Bien sûr, il y a des limites. Celles qu'a cerné la physique quantique par exemple, mais elles ne devraient pas poser trop de problèmes non plus : les nanotechnologies travaillent en général à partir d'ensembles trop gros pour ça. Mais en dépit de toute la force de conviction que peut déployer l'auteur à travers ses explications et ses exemples, tous très bien documentés et argumentés, on ne peut s'empêcher de penser que certaines de ses prévisions relèvent du pur rêve – comme celles qui concernent les intelligences artificielles ou, encore plus folles, l'immortalité...
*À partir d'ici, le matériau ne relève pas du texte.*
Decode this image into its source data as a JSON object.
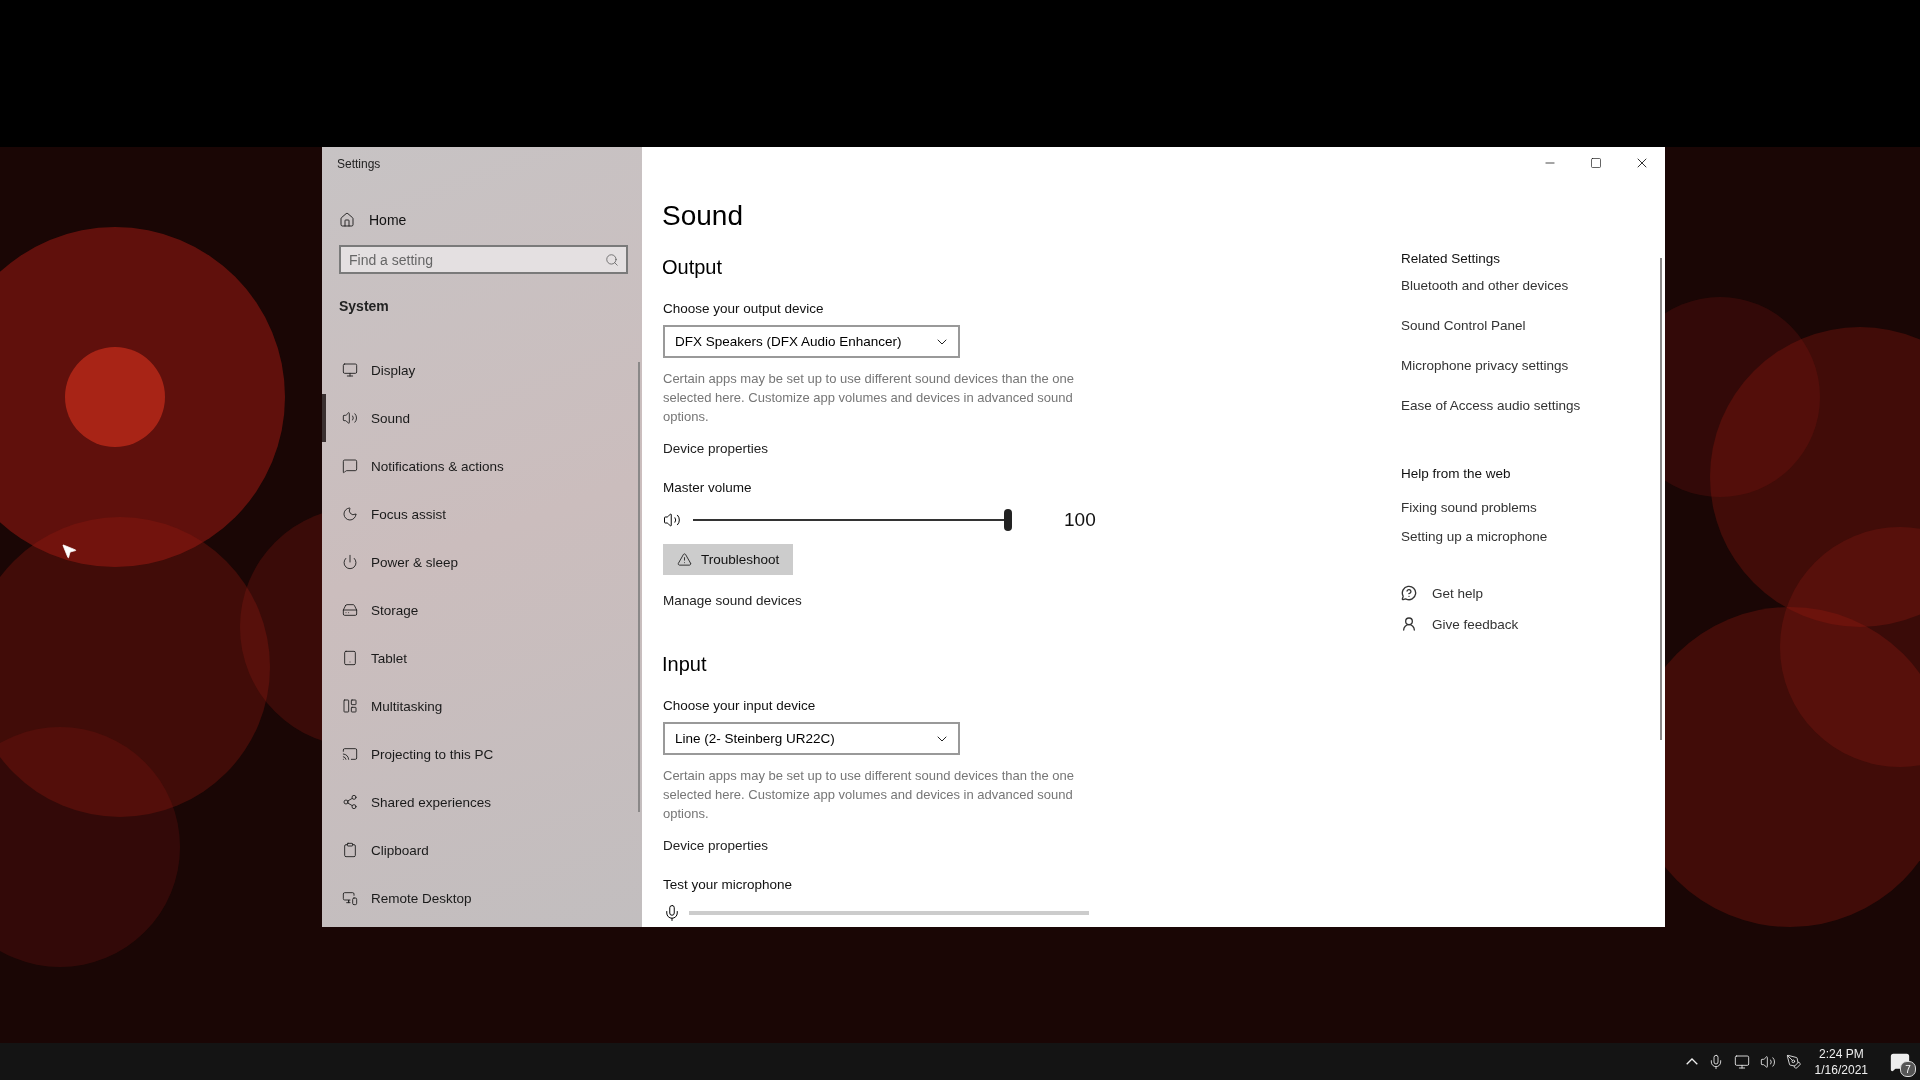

Mais le plus discutable restent encore les conclusions de l'auteur quant à la démocratisation de ces technologies – conclusions du reste assez typiques de cette espèce de « naïveté » propre aux esprits scientifiques dont la « logique pure » leur fait souvent perdre de vue les passions qui sont pourtant le propre de l'être humain. Car il n'y a aucune raison que les nanotechnologies ne tombent pas dans la juridiction de la propriété intellectuelle comme c'est le cas pour toutes les autres technologies, y compris celles qu'on peut répliquer à volonté – c'est-à-dire les logiciels informatiques.

De plus, les recherches concrètes dans le domaine démontrent bien que les choses ne sont pas aussi simples que l'affirme Drexler, même si les avancées sont quotidiennes et nombreuses. Pour plus d'informations sur ces difficultés, ceux d'entre vous qui sont à l'aise avec la langue anglaise s'intéresseront à l'article Six Challenges for Molecular Nanotechnology, du physicien Richard A. Jones, qui présente une liste concise des principales critiques du monde scientifique vis-à-vis des idées avancées dans ce livre.

Pourtant, le plus ardu restera encore de convaincre le public de l'utilité des nanotechnologies. Public dont l'opinion, comme chacun sait, reste tributaire des expositions des médias – c'est-à-dire ces journalistes qui la plupart du temps ne connaissent rien, ou si peu, des sujets dont ils traitent, le plus souvent à l'emporte-pièce d'ailleurs, et surtout quand il s'agit de technologies de pointe. Il faut bien que ces gens-là remplissent leur assiette après tout.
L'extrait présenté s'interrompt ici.